Scott sieht ihn abtastend an.

»Wozu?«

»Ah, das wirst du später erfahren, jetzt noch nicht, Mister«, erwidert der Amerikaner. »Du musst dann schon hierbleiben. Du bist hier auch sicher. Sieh mich an, ich lebe hier schon einige Jahre.«

»Dann werde ich es sagen«, sagt Wagoner rau. »Ihr holt den Ranchern hier in Arizona die wenigen Pferde von der Weide, verkauft sie in Mexiko und bietet den Ranchern mexikanische Gäule an. Das ist ein einträgliches Geschäft. Aber ich bin nicht für solche Arten von Geschäften. Und schon gar nicht dann, wenn ein Amerikaner sich darauf einlässt.«

Die Augen seines Gegenübers blitzen auf.

»Was soll das heißen, Mister?«

»Wie’s gesagt wurde«, entgegnete Scott Wagoner hart. Er schießt einen schnellen Blick auf die Gruppe am Tisch ab, sieht die tastende Bewegung des Amerikaners und schlägt auch schon zu. Seine brettharte Handkante trifft das Handgelenk des anderen, und der Colt fällt auf den Lehmboden.

Der Wirt kommt herein. Wie angewurzelt bleibt er an der Bastmatte stehen und sieht den Colt auf dem Boden.

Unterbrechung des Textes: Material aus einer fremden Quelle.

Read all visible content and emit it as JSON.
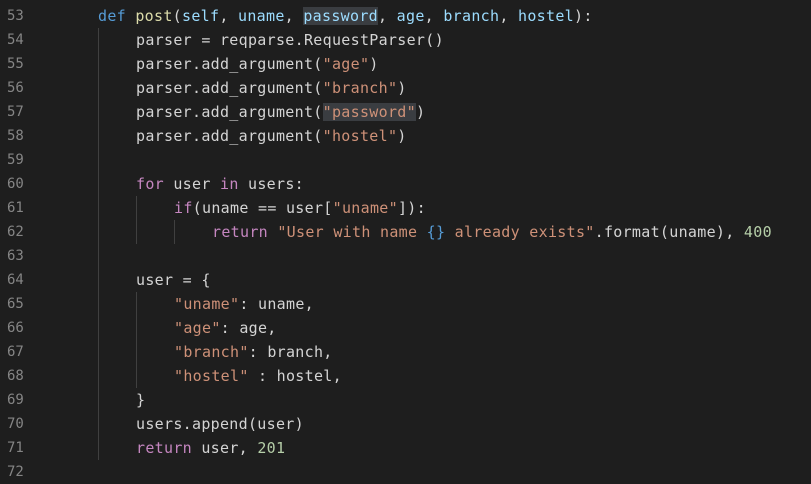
{
  "editor": {
    "lines": [
      {
        "n": "53",
        "indent": 1,
        "tokens": [
          {
            "t": "def",
            "c": "kw"
          },
          {
            "t": " ",
            "c": "plain"
          },
          {
            "t": "post",
            "c": "fn"
          },
          {
            "t": "(",
            "c": "plain"
          },
          {
            "t": "self",
            "c": "param"
          },
          {
            "t": ", ",
            "c": "plain"
          },
          {
            "t": "uname",
            "c": "param"
          },
          {
            "t": ", ",
            "c": "plain"
          },
          {
            "t": "password",
            "c": "param hl"
          },
          {
            "t": ", ",
            "c": "plain"
          },
          {
            "t": "age",
            "c": "param"
          },
          {
            "t": ", ",
            "c": "plain"
          },
          {
            "t": "branch",
            "c": "param"
          },
          {
            "t": ", ",
            "c": "plain"
          },
          {
            "t": "hostel",
            "c": "param"
          },
          {
            "t": "):",
            "c": "plain"
          }
        ]
      },
      {
        "n": "54",
        "indent": 2,
        "tokens": [
          {
            "t": "parser = reqparse.RequestParser()",
            "c": "plain"
          }
        ]
      },
      {
        "n": "55",
        "indent": 2,
        "tokens": [
          {
            "t": "parser.add_argument(",
            "c": "plain"
          },
          {
            "t": "\"age\"",
            "c": "str"
          },
          {
            "t": ")",
            "c": "plain"
          }
        ]
      },
      {
        "n": "56",
        "indent": 2,
        "tokens": [
          {
            "t": "parser.add_argument(",
            "c": "plain"
          },
          {
            "t": "\"branch\"",
            "c": "str"
          },
          {
            "t": ")",
            "c": "plain"
          }
        ]
      },
      {
        "n": "57",
        "indent": 2,
        "tokens": [
          {
            "t": "parser.add_argument(",
            "c": "plain"
          },
          {
            "t": "\"password\"",
            "c": "str hl"
          },
          {
            "t": ")",
            "c": "plain"
          }
        ]
      },
      {
        "n": "58",
        "indent": 2,
        "tokens": [
          {
            "t": "parser.add_argument(",
            "c": "plain"
          },
          {
            "t": "\"hostel\"",
            "c": "str"
          },
          {
            "t": ")",
            "c": "plain"
          }
        ]
      },
      {
        "n": "59",
        "indent": 2,
        "tokens": []
      },
      {
        "n": "60",
        "indent": 2,
        "tokens": [
          {
            "t": "for",
            "c": "ctl"
          },
          {
            "t": " user ",
            "c": "plain"
          },
          {
            "t": "in",
            "c": "ctl"
          },
          {
            "t": " users:",
            "c": "plain"
          }
        ]
      },
      {
        "n": "61",
        "indent": 3,
        "tokens": [
          {
            "t": "if",
            "c": "ctl"
          },
          {
            "t": "(uname == user[",
            "c": "plain"
          },
          {
            "t": "\"uname\"",
            "c": "str"
          },
          {
            "t": "]):",
            "c": "plain"
          }
        ]
      },
      {
        "n": "62",
        "indent": 4,
        "tokens": [
          {
            "t": "return",
            "c": "ctl"
          },
          {
            "t": " ",
            "c": "plain"
          },
          {
            "t": "\"User with name ",
            "c": "str"
          },
          {
            "t": "{}",
            "c": "fmt"
          },
          {
            "t": " already exists\"",
            "c": "str"
          },
          {
            "t": ".format(uname), ",
            "c": "plain"
          },
          {
            "t": "400",
            "c": "num"
          }
        ]
      },
      {
        "n": "63",
        "indent": 2,
        "tokens": []
      },
      {
        "n": "64",
        "indent": 2,
        "tokens": [
          {
            "t": "user = {",
            "c": "plain"
          }
        ]
      },
      {
        "n": "65",
        "indent": 3,
        "tokens": [
          {
            "t": "\"uname\"",
            "c": "str"
          },
          {
            "t": ": uname,",
            "c": "plain"
          }
        ]
      },
      {
        "n": "66",
        "indent": 3,
        "tokens": [
          {
            "t": "\"age\"",
            "c": "str"
          },
          {
            "t": ": age,",
            "c": "plain"
          }
        ]
      },
      {
        "n": "67",
        "indent": 3,
        "tokens": [
          {
            "t": "\"branch\"",
            "c": "str"
          },
          {
            "t": ": branch,",
            "c": "plain"
          }
        ]
      },
      {
        "n": "68",
        "indent": 3,
        "tokens": [
          {
            "t": "\"hostel\"",
            "c": "str"
          },
          {
            "t": " : hostel,",
            "c": "plain"
          }
        ]
      },
      {
        "n": "69",
        "indent": 2,
        "tokens": [
          {
            "t": "}",
            "c": "plain"
          }
        ]
      },
      {
        "n": "70",
        "indent": 2,
        "tokens": [
          {
            "t": "users.append(user)",
            "c": "plain"
          }
        ]
      },
      {
        "n": "71",
        "indent": 2,
        "tokens": [
          {
            "t": "return",
            "c": "ctl"
          },
          {
            "t": " user, ",
            "c": "plain"
          },
          {
            "t": "201",
            "c": "num"
          }
        ]
      },
      {
        "n": "72",
        "indent": 1,
        "tokens": []
      }
    ]
  }
}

»So ist das also?«, zischt der hagere Pferdedieb hassvoll.

»Sí«, entgegnet Wagoner ruhig, »versuch nicht, mich aus dem Sattel zu schießen. Du würdest es bereuen, bitter bereuen.«

Er geht langsam zurück.

»Sind die Flaschen gefüllt, Compadre?«

»Sí, Señor«, antwortet der Wirt mit einer Stimme, die noch um einige Grade schriller ist.

»Dann geh mir aus dem Weg!«

»Señor, die Dollars …«

»Hier.«

Geschickt fängt der Wirt das Geld auf. Wagoner steht an der Tür. Seine Hände sind frei, der Walker-Colt ist im Halfter. Doch die Burschen wagen nicht, nach den Waffen zu greifen.

Dann gleitet Wagoner hinaus, sitzt auf und reitet an. Schnell ist er aus der Ortschaft und taucht hinter einem Hügel unter. Die Nacht verschluckt ihn.

Erst um Mitternacht rastet er in einer Bergfalte, lockert die Sattelgurte, reibt sein Pferd ab und rollt seine Decke aus. Dann liegt er wach unter dem klaren Sternenhimmel und starrt gedankenversunken empor. Kalt flimmern die Sterne. Irgendwo heulen Kojoten. Leise schnaubt sein Pferd. In den Sträuchern am Hang raschelt und raunt der sanfte Nachtwind.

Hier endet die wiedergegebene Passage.